Benchmarks
Performance metrics and comparisons for LongCat AI models
Text-Based Benchmarks
Representative results reported by the authors (non-exhaustive):
| Category | Benchmark | Metric | LongCat-Flash |
|---|---|---|---|
| General Domains | MMLU | acc | 89.71 |
| Instruction Following | IFEval | acc | 89.65 |
| Math Reasoning | MATH500 | acc | 96.40 |
| General Reasoning | DROP | F1 | 79.06 |
| Coding | Humaneval+ | pass@1 | 88.41 |
| Agentic Tool Use | τ²-Bench (telecom) | avg@4 | 73.68 |
UNO-Bench: Unified All-Modality Benchmark
LongCat team releases UNO-Bench, a unified, high-quality all-modality benchmark designed to evaluate both single-modality and omni-modality intelligence under one framework, with strong Chinese support. It reveals the Combination Law of omni-modality performance.
Why UNO-Bench?
- One-stop benchmark: evaluates image, audio, video, and text, plus their fusion
- High-quality curation: 1,250 omni samples and 2,480 single-modality samples; 98% require cross-modal fusion
- Chinese-centric: robust Chinese scenarios and tasks
- Open-ended reasoning: Multi-step Open-ended (MO) questions with weighted human grading; automatic scoring model (95% accuracy)
Combination Law (Synergistic Promotion)
Omni-modality performance follows a power-law over single-modality abilities (perception of audio and vision):
POmni ≈ 1.0332 · (PA × PV)^2.1918 + 0.2422
- Bottleneck effect: weaker models grow slowly
- Synergistic gain: stronger models exhibit accelerated improvement; 1+1 >> 2
Data Pipeline & Quality
- Manual curation to avoid contamination; >90% private, crowdsourced visuals
- Audio-visual decoupling: independently designed/recorded audio paired with video to force real fusion
- Ablation checks: modality removal verifies cross-modal solvability (≥98%)

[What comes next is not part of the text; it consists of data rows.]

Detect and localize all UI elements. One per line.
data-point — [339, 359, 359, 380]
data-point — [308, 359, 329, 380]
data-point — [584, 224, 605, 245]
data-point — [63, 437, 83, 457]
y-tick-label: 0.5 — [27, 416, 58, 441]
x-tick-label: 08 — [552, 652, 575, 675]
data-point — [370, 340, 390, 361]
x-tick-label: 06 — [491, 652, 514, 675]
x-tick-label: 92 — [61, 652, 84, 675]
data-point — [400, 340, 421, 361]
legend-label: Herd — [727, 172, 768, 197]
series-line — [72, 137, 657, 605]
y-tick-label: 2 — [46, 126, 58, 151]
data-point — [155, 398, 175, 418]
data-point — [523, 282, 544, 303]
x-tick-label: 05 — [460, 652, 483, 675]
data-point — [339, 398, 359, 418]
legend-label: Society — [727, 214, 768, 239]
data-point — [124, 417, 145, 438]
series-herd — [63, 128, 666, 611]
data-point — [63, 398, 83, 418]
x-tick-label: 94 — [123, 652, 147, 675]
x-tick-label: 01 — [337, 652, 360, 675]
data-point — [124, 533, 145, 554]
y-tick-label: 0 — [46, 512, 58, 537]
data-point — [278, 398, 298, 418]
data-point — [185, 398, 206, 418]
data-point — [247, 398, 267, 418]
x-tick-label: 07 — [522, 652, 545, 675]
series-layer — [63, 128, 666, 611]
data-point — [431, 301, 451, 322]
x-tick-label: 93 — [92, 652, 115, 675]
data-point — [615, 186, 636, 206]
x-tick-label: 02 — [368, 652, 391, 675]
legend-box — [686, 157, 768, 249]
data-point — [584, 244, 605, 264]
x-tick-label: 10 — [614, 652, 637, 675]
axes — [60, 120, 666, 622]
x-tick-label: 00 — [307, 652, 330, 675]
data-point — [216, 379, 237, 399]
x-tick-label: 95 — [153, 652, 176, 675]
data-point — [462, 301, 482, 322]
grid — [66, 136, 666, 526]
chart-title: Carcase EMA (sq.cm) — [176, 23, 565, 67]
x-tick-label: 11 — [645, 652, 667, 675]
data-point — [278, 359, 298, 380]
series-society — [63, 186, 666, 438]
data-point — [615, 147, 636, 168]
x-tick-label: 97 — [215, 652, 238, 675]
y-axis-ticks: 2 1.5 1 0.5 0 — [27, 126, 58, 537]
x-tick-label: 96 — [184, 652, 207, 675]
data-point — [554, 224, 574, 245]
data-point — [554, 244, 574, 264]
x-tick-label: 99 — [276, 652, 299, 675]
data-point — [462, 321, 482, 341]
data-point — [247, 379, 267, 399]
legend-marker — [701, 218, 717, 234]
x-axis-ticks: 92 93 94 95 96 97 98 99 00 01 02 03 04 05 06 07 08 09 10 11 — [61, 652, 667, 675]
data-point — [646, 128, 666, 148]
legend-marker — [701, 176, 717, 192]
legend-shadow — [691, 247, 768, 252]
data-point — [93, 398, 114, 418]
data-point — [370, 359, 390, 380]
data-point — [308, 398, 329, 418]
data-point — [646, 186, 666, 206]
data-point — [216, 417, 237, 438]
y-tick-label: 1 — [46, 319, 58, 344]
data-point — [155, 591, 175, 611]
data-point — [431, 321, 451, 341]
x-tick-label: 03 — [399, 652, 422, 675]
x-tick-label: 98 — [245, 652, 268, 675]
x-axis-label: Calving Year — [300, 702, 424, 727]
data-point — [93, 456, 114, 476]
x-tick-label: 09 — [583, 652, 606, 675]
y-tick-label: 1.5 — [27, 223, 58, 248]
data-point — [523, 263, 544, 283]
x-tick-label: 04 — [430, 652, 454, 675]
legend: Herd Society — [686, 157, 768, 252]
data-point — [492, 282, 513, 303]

- Cluster-guided sampling: >90% compute reduction with rank consistency (SRCC/PLCC > 0.98)
Highlights
- Omni SOTA: LongCat-Flash-Omni leads among open-source models on UNO-Bench
- Reasoning gap: spatial/temporal/complex reasoning remains the key separator among top models
Multi-Modal Leaderboard
Achieves open-source SOTA across modalities.
| Suite | Metric | LongCat-Flash-Omni | Qwen3-Omni | Gemini-2.5-Flash | Gemini-2.5-Pro |
|---|---|---|---|---|---|
| Omni-Bench | avg | SOTA | - | - | - |
| WorldSense | avg | SOTA | - | - | - |
Replace placeholders with exact numbers when available.
Model-Specific Benchmarks
LongCat-Image
Image Editing (Open-source SOTA)
- ImgEdit-Bench: 4.50 (open-source SOTA, approaching top closed-source models)
- GEdit-Bench: Chinese 7.60 / English 7.64 (open-source SOTA)
Text-to-Image
- GenEval: 0.87
- DPG-Bench: 86.8
- Competitive with top open-source and closed-source models
Chinese Text Rendering (Leading Performance)
- ChineseWord: 90.7 (significantly leading all evaluated models)
- Character coverage: All 8,105 standard Chinese characters
- Supports common characters, rare characters, variant forms, and calligraphy styles
Subjective Evaluation
- Text-to-image (MOS): Excellent realism compared to mainstream open/closed-source models; open-source SOTA in text-image alignment and reasonableness
- Image editing (SBS): Significantly outperforms other open-source solutions; competitive with commercial models like Nano Banana and Seedream 4.0
Flash-Thinking
- AIME25: 64.5% token savings (from 19,653 tokens down to 6,965)
Values summarized from public reports; please consult the official resources for full details and conditions.